Nat’l group looking to conserve Ashley River

  • Friday, November 1, 2013

File/Cantu/Journal Scene A group of county officials, including the Parks and Recreation Commission, toured the new Ashley River Park site for the first time in February. The park plans include several kayak launch points from pre-existing docks, such as the one pictured.



American Rivers, a national river conservation organization, has expressed interest in naming the Ashley River one of its “blue trails.”

The interest comes hand-in-hand with a request from the Dorchester County Conservation Commission to the County Council asking for a conservation easement on the Ashley River Park property.

A conservation easement would require the current and any future owners of the property to protect the land according to the easement specifications.

Conservation Commission Chairman Mike Dawson presented the request to the council at its Oct. 7 meeting.

At the request of Councilman Jay Byars, Dawson presented the information again to the Parks and Recreation Commission at their Oct. 9 meeting.

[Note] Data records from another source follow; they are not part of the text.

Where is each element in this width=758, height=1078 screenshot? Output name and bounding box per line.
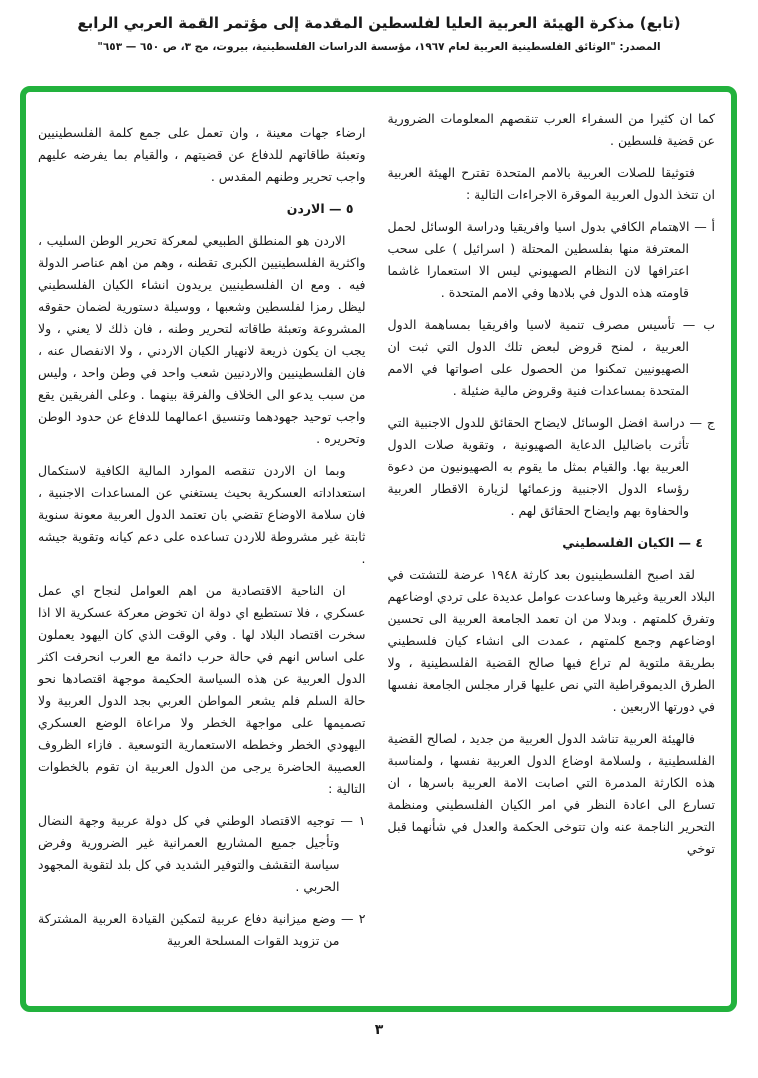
section-heading: ٤ — الكيان الفلسطيني	[562, 535, 703, 550]
green-border-frame	[20, 86, 737, 1012]
page-number: ٣	[374, 1022, 384, 1038]
two-column-text-area	[26, 92, 731, 1006]
paragraph: فتوثيقا للصلات العربية بالامم المتحدة تقترح الهيئة العربية ان تتخذ الدول العربية الموقرة الاجراءات التالية :	[387, 165, 715, 202]
text-column-left	[38, 108, 366, 996]
paragraph: الاردن هو المنطلق الطبيعي لمعركة تحرير الوطن السليب ، واكثرية الفلسطينيين الكبرى تقطنه ، وهم من اهم عناصر الدولة فيه . ومع ان الفلسطينيين يريدون انشاء الكيان الفلسطيني ليظل رمزا لفلسطين وشعبها ، ووسيلة دستورية لضمان حقوقه المشروعة وتعبئة طاقاته لتحرير وطنه ، فان ذلك لا يعني ، ولا يجب ان يكون ذريعة لانهيار الكيان الاردني ، ولا الانفصال عنه ، فان الفلسطينيين والاردنيين شعب واحد في وطن واحد ، وليس من سبب يدعو الى الخلاف والفرقة بينهما . وعلى الفريقين يقع واجب توحيد جهودهما وتنسيق اعمالهما للدفاع عن حدود الوطن وتحريره .	[38, 233, 366, 446]
list-item: أ — الاهتمام الكافي بدول اسيا وافريقيا ودراسة الوسائل لحمل المعترفة منها بفلسطين المحتلة ( اسرائيل ) على سحب اعترافها لان النظام الصهيوني ليس الا استعمارا غاشما قاومته هذه الدول في بلادها وفي الامم المتحدة .	[387, 219, 715, 300]
document-source-citation: المصدر: "الوثائق الفلسطينية العربية لعام ١٩٦٧، مؤسسة الدراسات الفلسطينية، بيروت، مج ٣، ص ٦٥٠ — ٦٥٣"	[97, 41, 661, 53]
section-heading: ٥ — الاردن	[286, 201, 354, 216]
paragraph: ان الناحية الاقتصادية من اهم العوامل لنجاح اي عمل عسكري ، فلا تستطيع اي دولة ان تخوض معركة عسكرية الا اذا سخرت اقتصاد البلاد لها . وفي الوقت الذي كان اليهود يعملون على اساس انهم في حالة حرب دائمة مع العرب انحرفت اكثر الدول العربية عن هذه السياسة الحكيمة موجهة اقتصادها نحو حالة السلم فلم يشعر المواطن العربي بجد الدول العربية ولا تصميمها على مواجهة الخطر ولا مراعاة الوضع العسكري اليهودي الخطر وخططه الاستعمارية التوسعية . فازاء الظروف العصيبة الحاضرة يرجى من الدول العربية ان تقوم بالخطوات التالية :	[38, 583, 366, 796]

“The park is protected now, yes, but it’s only as protected as this or any future council wants it,” Dawson said. “We’re asking for an easement to avoid the possibility of selling and subdividing the property in order to protect the river corridor.”

Blue trails – which promote the conservation of rivers through recreational use – are often associated with conservation easements because a river must be healthy in order for it to be a part of the program.

“There’s a good opportunity to do this on the Ashley River,” said Gerrit Jobsis, the southeast regional director at American Rivers. “We recognize that the Ashley is a great resource, but it’s under some threat.”

The blue trail program started in South Carolina with the Congaree River, and has since grown to be a nationwide initiative.

Although not official yet, if the Ashley River becomes a blue trail it will be the fourth in the state and the eighth in the country.

Just as a hiking trail is designed to facilitate recreation in green spaces, the blue trails promote recreation on rivers.

Jobsis said if the Ashley River becomes a blue trail, American Rivers will help promote its recreation by publicizing public access points, identifying local history surrounding the river, and creating a map that would provide information on the river’s features and how to paddle it.

“This would really bring visibility to the Ashley River,” said Dawson.

But before that process starts, Jobsis said American Rivers will be reaching out to the community, including local government officials and members of the public, to get their opinions.

So far, he said the feedback has been positive: “I’m excited about the Ashley. I’m really happy with the enthusiasm I’ve seen when talking with folks in the area. It’s going to be a great project and I look forward to working on this.”